Aggressive function inlining increases the total instruction count in the hot working set. More inlined code means more branch instructions brought into a single contiguous region of hot code, and if that region has more branches than fit in the BTB, you can end up with worse performance than the outlined version. This is one reason profile-guided optimization frequently outperforms static inlining heuristics: PGO can observe which branches actually run at runtime and make inlining decisions that keep the hot BTB working set compact.

Interpreter dispatch loops are a classic case. CPython’s ceval loop, V8’s Ignition bytecode interpreter, and similar systems route execution through a large dispatch structure, and the set of branch instructions involved can be substantial. This is part of the motivation for specializing interpreters: if common bytecodes get fast paths that bypass the main dispatch, the hot working set shrinks and BTB pressure drops. CPython’s specializing adaptive interpreter, introduced in Python 3.11, is partly addressing exactly this problem.

JIT-compiled code has its own version of the problem. Code emitted at runtime lands at addresses chosen by the JIT allocator, and if the JIT emits more branches than the BTB can track, emitted code that was warm can become cold from the predictor’s perspective as new code evicts old BTB entries. Tiered JIT compilation, where only the hottest traces receive full optimization, limits the total BTB footprint of emitted code.

Indirect Branches and the Spectre Complication

Conditional branches are only part of the story. Indirect branches (function pointers, virtual dispatch, computed gotos) require predicting the target address, not just the direction. Most architectures handle these with either a dedicated Indirect Branch Target Predictor or by integrating indirect prediction into the BTB using tagged entries.

After the Spectre disclosure in January 2018, many x86 systems shipped software mitigations that affect indirect branch prediction cost. Retpolines, the common mitigation for Spectre variant 2, replace indirect branches with a return-based sequence that is substantially harder for the predictor. On processors without hardware mitigations (IBRS, eIBRS), indirect branch overhead increased significantly and the BTB interaction changed. Processors since Ice Lake have improved hardware mitigations that recover most of this performance, but the Spectre era is a reminder that prediction capacity and prediction latency are separate concerns, both affected by microarchitecture choices.

Practical Takeaways

If you suspect branch misprediction is affecting performance in hot code, measuring it is straightforward on Linux:

perf stat -e branches,branch-misses ./your_program

A misprediction rate above a few percent on a hot loop warrants investigation. If the branch outcomes are predictable by design (the data is sorted, the flags rarely flip), a high misprediction rate points to BTB pressure rather than inherent unpredictability.

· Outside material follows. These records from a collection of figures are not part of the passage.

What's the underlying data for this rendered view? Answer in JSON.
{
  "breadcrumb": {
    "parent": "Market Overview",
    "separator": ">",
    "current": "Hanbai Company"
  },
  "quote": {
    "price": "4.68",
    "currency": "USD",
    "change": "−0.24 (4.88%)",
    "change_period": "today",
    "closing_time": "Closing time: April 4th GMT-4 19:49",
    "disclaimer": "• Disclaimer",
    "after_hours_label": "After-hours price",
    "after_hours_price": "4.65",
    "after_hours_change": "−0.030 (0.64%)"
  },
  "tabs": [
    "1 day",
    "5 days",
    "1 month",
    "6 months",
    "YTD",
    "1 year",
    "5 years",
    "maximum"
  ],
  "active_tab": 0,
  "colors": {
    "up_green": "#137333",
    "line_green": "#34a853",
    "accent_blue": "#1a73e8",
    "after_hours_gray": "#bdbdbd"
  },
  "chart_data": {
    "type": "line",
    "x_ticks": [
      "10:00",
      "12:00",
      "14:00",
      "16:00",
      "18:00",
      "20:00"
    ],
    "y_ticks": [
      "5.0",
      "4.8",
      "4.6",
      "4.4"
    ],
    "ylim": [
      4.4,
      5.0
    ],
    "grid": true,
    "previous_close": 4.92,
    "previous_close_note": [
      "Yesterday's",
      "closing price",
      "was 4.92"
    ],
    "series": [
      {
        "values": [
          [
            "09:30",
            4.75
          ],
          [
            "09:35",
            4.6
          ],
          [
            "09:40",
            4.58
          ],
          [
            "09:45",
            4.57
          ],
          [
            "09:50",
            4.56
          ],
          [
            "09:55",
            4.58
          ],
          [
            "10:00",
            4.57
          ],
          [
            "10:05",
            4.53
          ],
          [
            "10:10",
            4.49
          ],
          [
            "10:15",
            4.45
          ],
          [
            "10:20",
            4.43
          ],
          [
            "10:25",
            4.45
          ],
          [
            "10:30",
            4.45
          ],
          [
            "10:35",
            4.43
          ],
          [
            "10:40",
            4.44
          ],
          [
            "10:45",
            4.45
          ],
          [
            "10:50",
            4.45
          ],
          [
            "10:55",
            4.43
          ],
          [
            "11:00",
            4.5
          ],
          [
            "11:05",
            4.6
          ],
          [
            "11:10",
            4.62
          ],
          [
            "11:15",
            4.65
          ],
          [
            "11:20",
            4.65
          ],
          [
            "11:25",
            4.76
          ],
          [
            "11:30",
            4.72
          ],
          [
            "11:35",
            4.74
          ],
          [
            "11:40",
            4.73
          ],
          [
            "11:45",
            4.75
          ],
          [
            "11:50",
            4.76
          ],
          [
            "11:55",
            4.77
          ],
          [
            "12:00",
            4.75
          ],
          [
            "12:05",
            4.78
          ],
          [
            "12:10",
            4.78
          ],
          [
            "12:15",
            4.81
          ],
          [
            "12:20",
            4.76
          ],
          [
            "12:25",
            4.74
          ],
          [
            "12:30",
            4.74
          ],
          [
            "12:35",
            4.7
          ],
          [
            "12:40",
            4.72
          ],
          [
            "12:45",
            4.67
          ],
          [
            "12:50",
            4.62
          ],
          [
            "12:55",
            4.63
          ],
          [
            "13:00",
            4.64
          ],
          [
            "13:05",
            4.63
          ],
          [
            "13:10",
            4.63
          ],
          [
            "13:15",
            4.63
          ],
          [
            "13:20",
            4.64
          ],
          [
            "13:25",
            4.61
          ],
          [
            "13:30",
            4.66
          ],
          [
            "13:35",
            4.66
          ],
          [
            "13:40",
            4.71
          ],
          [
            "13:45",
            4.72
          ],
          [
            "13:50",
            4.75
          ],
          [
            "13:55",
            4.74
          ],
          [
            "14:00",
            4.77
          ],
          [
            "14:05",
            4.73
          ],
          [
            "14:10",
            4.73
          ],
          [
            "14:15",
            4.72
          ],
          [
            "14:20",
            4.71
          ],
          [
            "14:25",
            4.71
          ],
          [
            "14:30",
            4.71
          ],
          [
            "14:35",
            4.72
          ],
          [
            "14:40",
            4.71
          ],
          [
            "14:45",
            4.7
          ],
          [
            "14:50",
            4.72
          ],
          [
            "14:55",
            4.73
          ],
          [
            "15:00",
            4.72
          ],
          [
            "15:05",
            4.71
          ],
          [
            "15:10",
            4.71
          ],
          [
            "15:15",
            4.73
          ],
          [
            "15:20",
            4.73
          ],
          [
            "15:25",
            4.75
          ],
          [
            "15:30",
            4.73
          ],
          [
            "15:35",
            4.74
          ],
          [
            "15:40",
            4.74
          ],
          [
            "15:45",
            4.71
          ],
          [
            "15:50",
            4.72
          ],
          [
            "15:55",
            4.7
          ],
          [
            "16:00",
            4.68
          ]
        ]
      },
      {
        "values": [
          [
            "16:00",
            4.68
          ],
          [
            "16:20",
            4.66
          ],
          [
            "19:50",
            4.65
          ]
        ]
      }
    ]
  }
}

Reducing BTB pressure in hot paths means keeping the working set of branch instructions small. That points toward fewer, simpler conditionals rather than many small checks; toward selective rather than maximal inlining; and toward data-oriented designs where branch-heavy polymorphism gets replaced with lookup tables or sorted arrays that the predictor can learn with a smaller footprint.

The C++20 [[likely]] and [[unlikely]] attributes give the compiler directional hints that can affect code layout and branching decisions, keeping the common-case path compact. GCC’s __builtin_expect serves the same purpose in C.

Understanding that the BTB is a finite shared resource, with specific and measurable capacity limits, is the kind of hardware-level detail that connects benchmark numbers to code structure in a concrete way. Lemire’s approach of measuring the cliff directly, rather than reasoning about it abstractly, is a useful addition to the standard performance profiling toolkit.